T.Sibieude, professeur à l'ESSEC Business School. Source : Carenews.
T.Sibieude, professeur à l'ESSEC Business School. Source : Carenews.
Top 50 de l'entrepreneuriat à impact 2021
Cet article est issu du Top 50 de l’entrepreneuriat à impact 2021. Initié par Carenews, piloté par HAATCH et l'ESSEC et soutenu par BNP Paribas, ce classement dévoile les 50 structures (entreprises, associations, coopératives) les plus impactantes de 2021. Découvrez le détail de la deuxième édition du Top 50 et ses lauréats dans le livre de 136 pages qui présente la méthodologie, les critères d'évaluation, les portraits, les chiffres, les analyses et dossiers de fond sur les réseaux de l'ESS ou la mesure d'impact.
  • Depuis un an, quelles évolutions avez-vous pu percevoir concernant l’impact ?

Il y a eu une confirmation de tendance.

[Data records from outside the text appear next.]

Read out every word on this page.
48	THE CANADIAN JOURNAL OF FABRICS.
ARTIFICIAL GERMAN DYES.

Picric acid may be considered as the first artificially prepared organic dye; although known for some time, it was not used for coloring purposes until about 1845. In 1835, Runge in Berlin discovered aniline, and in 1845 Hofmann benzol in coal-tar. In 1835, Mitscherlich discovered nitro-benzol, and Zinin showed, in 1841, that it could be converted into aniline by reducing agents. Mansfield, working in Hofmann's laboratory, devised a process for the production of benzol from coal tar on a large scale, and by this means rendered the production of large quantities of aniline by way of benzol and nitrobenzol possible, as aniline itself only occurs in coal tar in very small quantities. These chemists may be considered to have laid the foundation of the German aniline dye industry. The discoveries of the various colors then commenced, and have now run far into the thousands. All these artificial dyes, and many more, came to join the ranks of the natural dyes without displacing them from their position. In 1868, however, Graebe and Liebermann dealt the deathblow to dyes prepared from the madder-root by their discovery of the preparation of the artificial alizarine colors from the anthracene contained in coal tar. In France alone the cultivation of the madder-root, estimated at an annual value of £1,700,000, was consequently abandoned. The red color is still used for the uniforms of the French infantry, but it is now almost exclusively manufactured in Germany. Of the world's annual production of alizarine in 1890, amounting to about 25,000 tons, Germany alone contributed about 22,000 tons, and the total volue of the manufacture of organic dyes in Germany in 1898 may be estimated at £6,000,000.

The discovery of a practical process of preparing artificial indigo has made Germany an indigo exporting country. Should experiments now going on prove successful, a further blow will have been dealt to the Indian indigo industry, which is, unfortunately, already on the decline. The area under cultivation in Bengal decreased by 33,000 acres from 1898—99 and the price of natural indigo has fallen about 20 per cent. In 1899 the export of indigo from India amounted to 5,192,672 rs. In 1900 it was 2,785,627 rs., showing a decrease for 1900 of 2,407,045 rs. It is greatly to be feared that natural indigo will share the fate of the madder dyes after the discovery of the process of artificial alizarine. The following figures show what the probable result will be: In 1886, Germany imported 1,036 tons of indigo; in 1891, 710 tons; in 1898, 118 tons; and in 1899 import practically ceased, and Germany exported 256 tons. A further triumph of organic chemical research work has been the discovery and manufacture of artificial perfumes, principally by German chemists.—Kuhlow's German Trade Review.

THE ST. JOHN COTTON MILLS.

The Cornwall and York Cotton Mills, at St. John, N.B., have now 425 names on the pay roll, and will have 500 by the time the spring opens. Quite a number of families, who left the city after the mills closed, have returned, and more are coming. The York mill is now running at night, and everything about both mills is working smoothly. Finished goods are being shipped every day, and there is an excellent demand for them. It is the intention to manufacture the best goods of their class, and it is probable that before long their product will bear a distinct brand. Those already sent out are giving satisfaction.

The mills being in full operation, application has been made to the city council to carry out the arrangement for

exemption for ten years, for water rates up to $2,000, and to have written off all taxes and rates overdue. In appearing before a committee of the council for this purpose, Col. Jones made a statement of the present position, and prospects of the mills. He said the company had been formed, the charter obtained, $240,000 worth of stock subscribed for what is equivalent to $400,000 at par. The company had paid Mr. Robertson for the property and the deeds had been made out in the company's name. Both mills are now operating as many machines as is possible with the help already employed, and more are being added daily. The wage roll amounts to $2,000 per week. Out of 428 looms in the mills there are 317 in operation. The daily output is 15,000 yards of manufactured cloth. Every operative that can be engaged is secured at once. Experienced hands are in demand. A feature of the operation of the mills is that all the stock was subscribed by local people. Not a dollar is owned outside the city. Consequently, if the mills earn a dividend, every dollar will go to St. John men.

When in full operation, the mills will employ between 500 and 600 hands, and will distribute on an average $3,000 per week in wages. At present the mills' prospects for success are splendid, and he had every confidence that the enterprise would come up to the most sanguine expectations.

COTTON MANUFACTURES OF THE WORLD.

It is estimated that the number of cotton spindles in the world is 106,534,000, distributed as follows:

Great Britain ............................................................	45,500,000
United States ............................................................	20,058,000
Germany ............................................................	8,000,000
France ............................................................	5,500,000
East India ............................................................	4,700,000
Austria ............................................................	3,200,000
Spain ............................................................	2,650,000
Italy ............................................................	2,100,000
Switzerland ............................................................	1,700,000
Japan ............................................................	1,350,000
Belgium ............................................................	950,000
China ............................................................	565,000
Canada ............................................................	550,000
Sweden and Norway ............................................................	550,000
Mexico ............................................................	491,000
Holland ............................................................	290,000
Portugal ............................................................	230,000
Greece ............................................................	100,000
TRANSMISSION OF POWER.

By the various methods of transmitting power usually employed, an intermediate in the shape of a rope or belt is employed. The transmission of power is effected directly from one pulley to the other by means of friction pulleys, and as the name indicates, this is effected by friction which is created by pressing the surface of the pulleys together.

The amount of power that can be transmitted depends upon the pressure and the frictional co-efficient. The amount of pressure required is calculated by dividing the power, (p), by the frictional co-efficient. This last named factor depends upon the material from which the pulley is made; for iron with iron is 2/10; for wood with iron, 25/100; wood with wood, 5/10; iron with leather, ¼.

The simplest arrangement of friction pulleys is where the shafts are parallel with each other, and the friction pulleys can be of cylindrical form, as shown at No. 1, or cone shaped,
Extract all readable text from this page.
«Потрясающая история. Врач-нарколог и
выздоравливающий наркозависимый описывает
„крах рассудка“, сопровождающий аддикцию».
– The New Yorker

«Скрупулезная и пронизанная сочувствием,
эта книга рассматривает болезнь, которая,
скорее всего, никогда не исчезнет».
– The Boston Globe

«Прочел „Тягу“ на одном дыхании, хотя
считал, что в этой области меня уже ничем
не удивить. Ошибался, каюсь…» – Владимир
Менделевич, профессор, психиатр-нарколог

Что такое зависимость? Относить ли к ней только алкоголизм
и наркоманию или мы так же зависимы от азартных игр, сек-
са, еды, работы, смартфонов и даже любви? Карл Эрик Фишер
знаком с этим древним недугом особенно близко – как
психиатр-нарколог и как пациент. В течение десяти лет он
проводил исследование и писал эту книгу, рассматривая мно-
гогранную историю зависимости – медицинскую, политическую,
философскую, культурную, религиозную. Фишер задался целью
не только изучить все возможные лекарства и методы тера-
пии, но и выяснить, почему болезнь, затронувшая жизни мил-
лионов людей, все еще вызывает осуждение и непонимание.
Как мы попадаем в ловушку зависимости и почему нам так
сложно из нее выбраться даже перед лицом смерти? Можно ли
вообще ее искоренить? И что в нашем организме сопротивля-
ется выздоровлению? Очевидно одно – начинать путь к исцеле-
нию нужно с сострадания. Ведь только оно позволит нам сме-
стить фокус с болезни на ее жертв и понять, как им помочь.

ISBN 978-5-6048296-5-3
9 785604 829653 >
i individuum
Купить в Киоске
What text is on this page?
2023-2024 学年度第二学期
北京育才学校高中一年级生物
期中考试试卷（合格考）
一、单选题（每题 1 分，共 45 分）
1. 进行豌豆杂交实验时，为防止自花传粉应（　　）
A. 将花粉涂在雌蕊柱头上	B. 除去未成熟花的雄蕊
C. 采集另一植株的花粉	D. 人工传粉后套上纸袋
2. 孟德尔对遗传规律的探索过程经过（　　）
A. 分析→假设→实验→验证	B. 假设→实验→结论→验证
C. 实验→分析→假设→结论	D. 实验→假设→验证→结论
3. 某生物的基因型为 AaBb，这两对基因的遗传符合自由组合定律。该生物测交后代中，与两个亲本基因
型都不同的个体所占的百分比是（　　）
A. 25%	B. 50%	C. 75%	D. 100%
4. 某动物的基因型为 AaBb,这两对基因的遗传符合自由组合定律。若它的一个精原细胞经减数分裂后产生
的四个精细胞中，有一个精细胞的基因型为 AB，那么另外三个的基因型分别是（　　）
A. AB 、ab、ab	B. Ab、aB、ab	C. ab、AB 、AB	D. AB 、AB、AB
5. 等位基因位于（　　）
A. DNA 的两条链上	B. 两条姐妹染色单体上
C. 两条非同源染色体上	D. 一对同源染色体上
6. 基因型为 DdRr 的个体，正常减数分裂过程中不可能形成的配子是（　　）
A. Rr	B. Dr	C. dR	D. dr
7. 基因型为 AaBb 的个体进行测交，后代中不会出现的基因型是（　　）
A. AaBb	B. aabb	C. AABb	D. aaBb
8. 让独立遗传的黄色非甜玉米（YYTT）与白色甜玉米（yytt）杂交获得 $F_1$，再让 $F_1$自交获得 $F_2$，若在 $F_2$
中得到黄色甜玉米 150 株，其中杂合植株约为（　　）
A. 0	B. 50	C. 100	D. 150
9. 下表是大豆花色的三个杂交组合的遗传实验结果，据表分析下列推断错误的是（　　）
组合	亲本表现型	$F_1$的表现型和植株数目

Ces enjeux sont de plus en plus présents dans le débat, dans les préoccupations affichées des entreprises et j’espère dans leurs actions. Un risque commence à émerger : celui du galvaudage de la notion d’impact. À force de le mettre à tort et à travers, on finit par le vider de son sens. 

 

  • Les débats qui émergent autour du périmètre de l’économie sociale et solidaire sont-ils légitimes ?

Les périmètres réglementaires sont ce qu’ils sont. Ils sont définis par la loi. Après, il va être intéressant et nécessaire de structurer l’engagement croissant d’un certain nombre d’organisations dont la finalité est au service d’activités à impact. Et là, il y a une démarche contradictoire. D’un côté, on a envie que le maximum d’entreprises s’engage pour œuvrer à une transformation juste de la société, mais de l’autre, n’importe quelle entreprise peut dire avec n’importe quelle petite action qu’elle fait de la transformation juste et durable. Il va falloir gérer la contradiction. Pour cela, il ne faut pas que les acteurs historiques se replient sur eux en disant qu'il n’y a qu'eux qui sont purs et que tous les autres sont des imposteurs. De l’autre côté, il ne faut pas que tout le monde puisse dire qu’il fait de l’impact.

 

  • Observez-vous cette usurpation de la notion d’impact que vous évoquez ?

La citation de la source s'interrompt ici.